# DS2002 — SQL Fundamentals in Notebooks  
## 2026-01-26 — Lecture (Expanded, Real-World First)

**Instructor:** Jason Williamson  
**Course:** DS2002 — Data Science Systems

---

You are going to hear a lot of people talk about SQL like it is a set of magic spells: `SELECT`, `JOIN`, `WHERE`. That framing is backwards. SQL is boring on purpose. It exists because organizations need a way to store facts so those facts don’t quietly mutate when the spreadsheet gets copied, when the intern “fixes” a column, or when three different teams each keep their own version of “the customer list.”

This lecture is about learning the *reason* SQL exists, then learning how to design tables so your queries have a chance of being correct. Only after that do we start writing SQL. If you remember one thing, remember this: when the structure is wrong, the analysis is wrong, and SQL will happily return an answer anyway.



# Why Structured Data Matters

Structured data is not an academic obsession. It is a survival mechanism for scale.

Imagine a small online store in week one. One person is taking orders in a Google Sheet. The sheet has a column called `Customer`, a column called `Items`, and a column called `Total`. That works until the first real-world event happens: a customer changes their email, a product’s price changes, returns start happening, or two employees edit the sheet at the same time. Suddenly “the truth” is whatever the last person typed, and the history is a blur of edits.

Now imagine you are doing analytics for that store and you are asked, “How much did we earn from keyboards last month?” If keyboards are stored as text inside a comma-separated cell, you can’t reliably count them. If prices are repeated in multiple rows, price updates become inconsistent. If customer information is duplicated, you will treat one human as multiple humans. The result is not just messy data. The result is decisions made from wrong numbers.
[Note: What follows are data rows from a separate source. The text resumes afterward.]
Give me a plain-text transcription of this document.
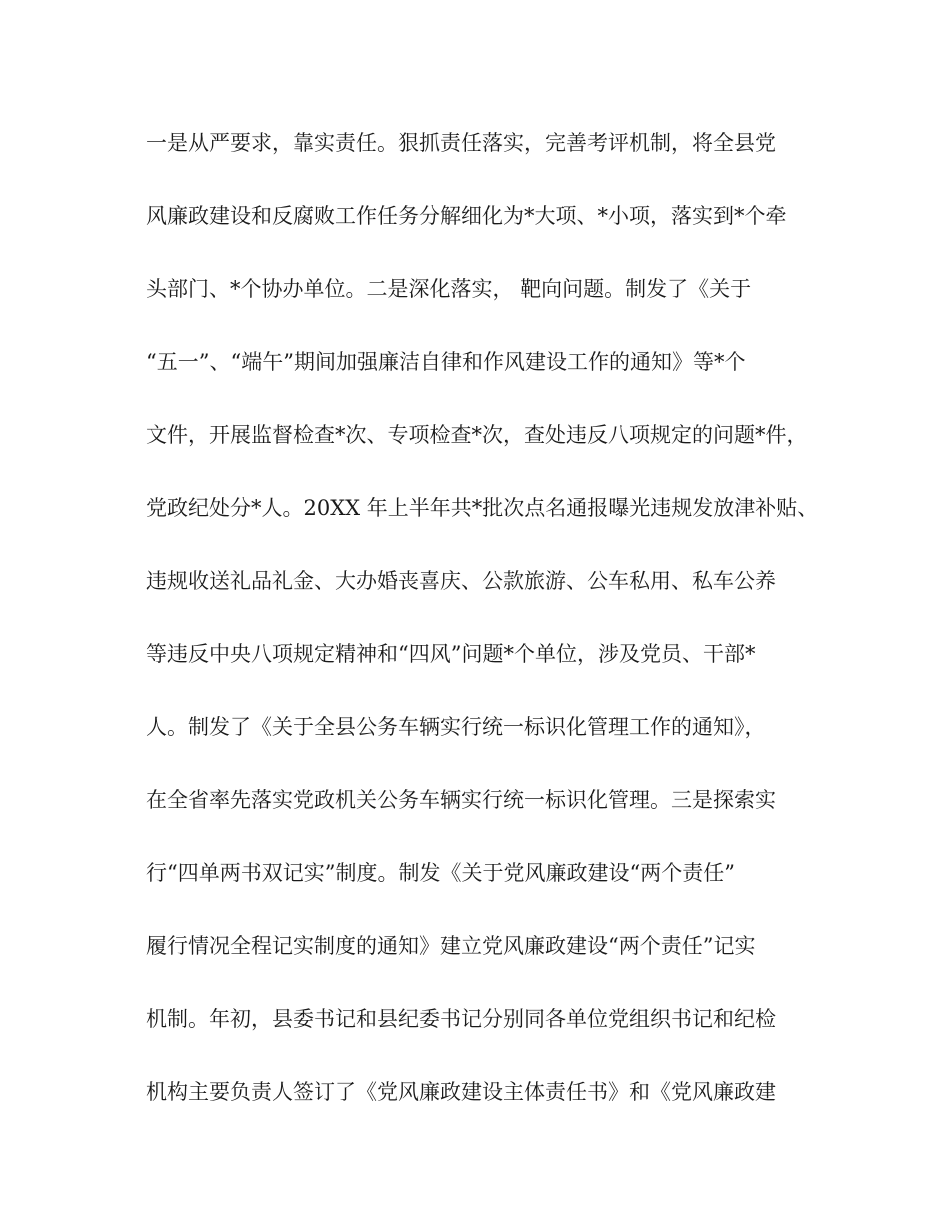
一是从严要求，靠实责任。狠抓责任落实，完善考评机制，将全县党
风廉政建设和反腐败工作任务分解细化为*大项、*小项，落实到*个牵
头部门、*个协办单位。二是深化落实， 靶向问题。制发了《关于
“五一”、“端午”期间加强廉洁自律和作风建设工作的通知》等*个
文件，开展监督检查*次、专项检查*次，查处违反八项规定的问题*件，
党政纪处分*人。20XX 年上半年共*批次点名通报曝光违规发放津补贴、
违规收送礼品礼金、大办婚丧喜庆、公款旅游、公车私用、私车公养
等违反中央八项规定精神和“四风”问题*个单位，涉及党员、干部*
人。制发了《关于全县公务车辆实行统一标识化管理工作的通知》，
在全省率先落实党政机关公务车辆实行统一标识化管理。三是探索实
行“四单两书双记实”制度。制发《关于党风廉政建设“两个责任”
履行情况全程记实制度的通知》建立党风廉政建设“两个责任”记实
机制。年初，县委书记和县纪委书记分别同各单位党组织书记和纪检
机构主要负责人签订了《党风廉政建设主体责任书》和《党风廉政建
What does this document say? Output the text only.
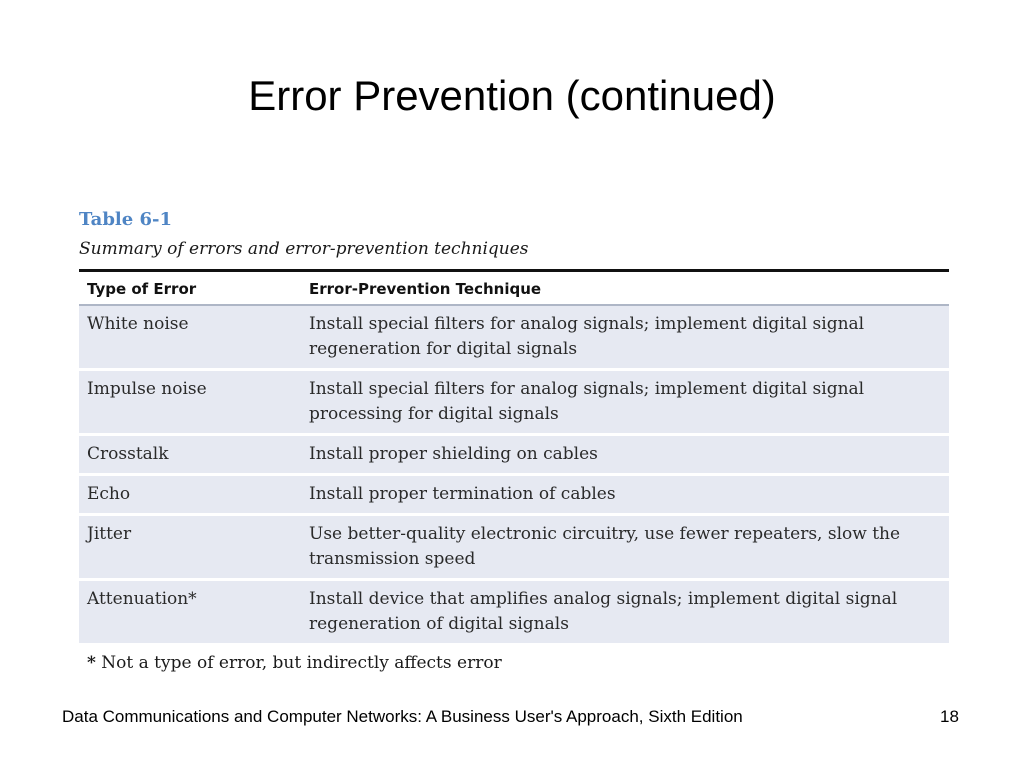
Error Prevention (continued)
Table 6-1
Summary of errors and error-prevention techniques
Type of Error	Error-Prevention Technique
White noise	Install special filters for analog signals; implement digital signal regeneration for digital signals
Impulse noise	Install special filters for analog signals; implement digital signal processing for digital signals
Crosstalk	Install proper shielding on cables
Echo	Install proper termination of cables
Jitter	Use better-quality electronic circuitry, use fewer repeaters, slow the transmission speed
Attenuation*	Install device that amplifies analog signals; implement digital signal regeneration of digital signals
* Not a type of error, but indirectly affects error
Data Communications and Computer Networks: A Business User's Approach, Sixth Edition	18
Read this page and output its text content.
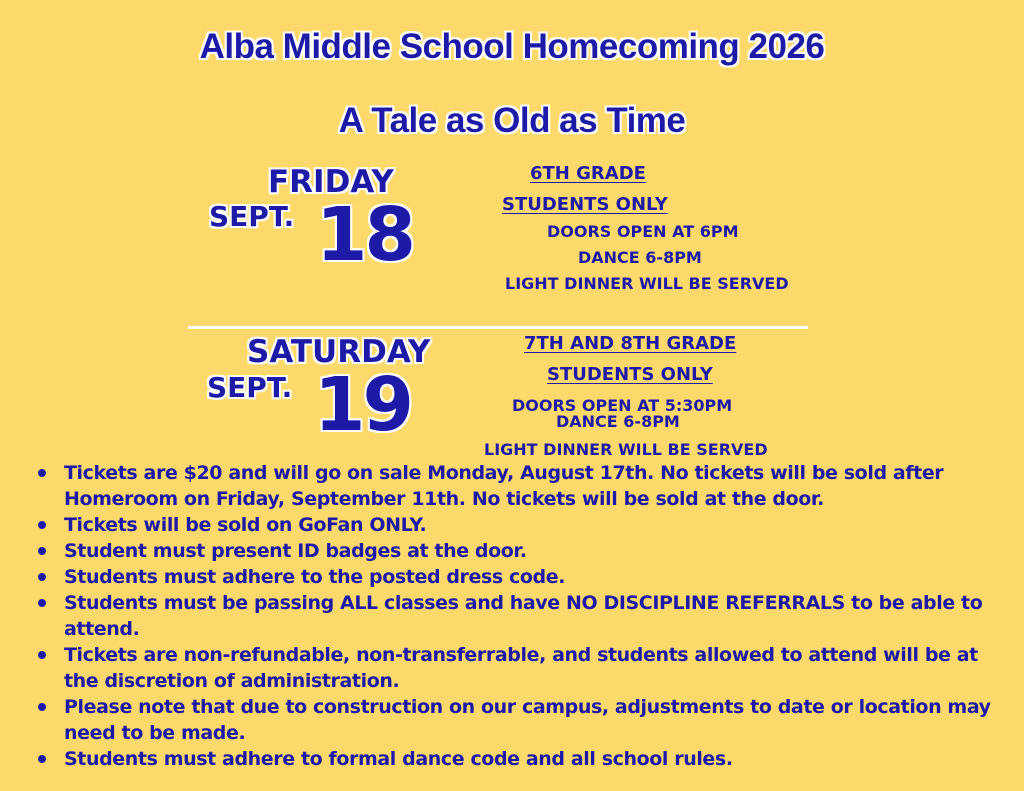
Alba Middle School Homecoming 2026
A Tale as Old as Time
FRIDAY
SEPT. 18
6TH GRADE
STUDENTS ONLY
DOORS OPEN AT 6PM
DANCE 6-8PM
LIGHT DINNER WILL BE SERVED
SATURDAY
SEPT. 19
7TH AND 8TH GRADE
STUDENTS ONLY
DOORS OPEN AT 5:30PM
DANCE 6-8PM
LIGHT DINNER WILL BE SERVED
Tickets are $20 and will go on sale Monday, August 17th. No tickets will be sold after Homeroom on Friday, September 11th. No tickets will be sold at the door.
Tickets will be sold on GoFan ONLY.
Student must present ID badges at the door.
Students must adhere to the posted dress code.
Students must be passing ALL classes and have NO DISCIPLINE REFERRALS to be able to attend.
Tickets are non-refundable, non-transferrable, and students allowed to attend will be at the discretion of administration.
Please note that due to construction on our campus, adjustments to date or location may need to be made.
Students must adhere to formal dance code and all school rules.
Structured data means you write down what a row *means* and what a column *means*, and you enforce it. A database is a place where facts are stored with constraints, not vibes.



# Why SQL, Specifically?

SQL is the language we use to interact with structured data stored in relational databases. It is “relational” because data is not stored as one giant table; it is stored as multiple tables that relate to each other using keys.

SQL persists because it solves a universal problem: asking precise questions of data that is too large and too shared to live safely inside spreadsheets. When you ask for “all orders from last week” you want a consistent definition of what an “order” is. When you ask for “average purchase price by product” you want each product to be represented consistently. SQL gives you a common vocabulary to describe those questions, and databases give you enforcement so the data stays sane.

Another reason SQL matters in data science is practical: most serious datasets you will touch in industry are stored in systems where SQL is the front door. Even when the rest of your pipeline is Python, the data often begins as SQL queries.



# A Notebook Is a Good Place to Learn SQL

Notebooks are useful because they combine explanation with execution. You can read a concept, run a query, see the output, and then change it and run again. That loop is how you learn. In this lecture, we will use a small in-memory database so you can see SQL working without installing anything.

We will build a tiny e-commerce-style dataset. That sounds trivial, but it’s perfect for learning because it has the same structure as real systems: customers place orders, orders contain items, items correspond to products.



# Before We Normalize: What Goes Wrong in the Real World

Normalization is a set of design rules. Those rules exist to prevent three common failure modes.

The first failure mode is the **update problem**. You store the same fact in multiple places, and when the fact changes, you forget to update one of them. You don’t notice until reporting disagrees with reality.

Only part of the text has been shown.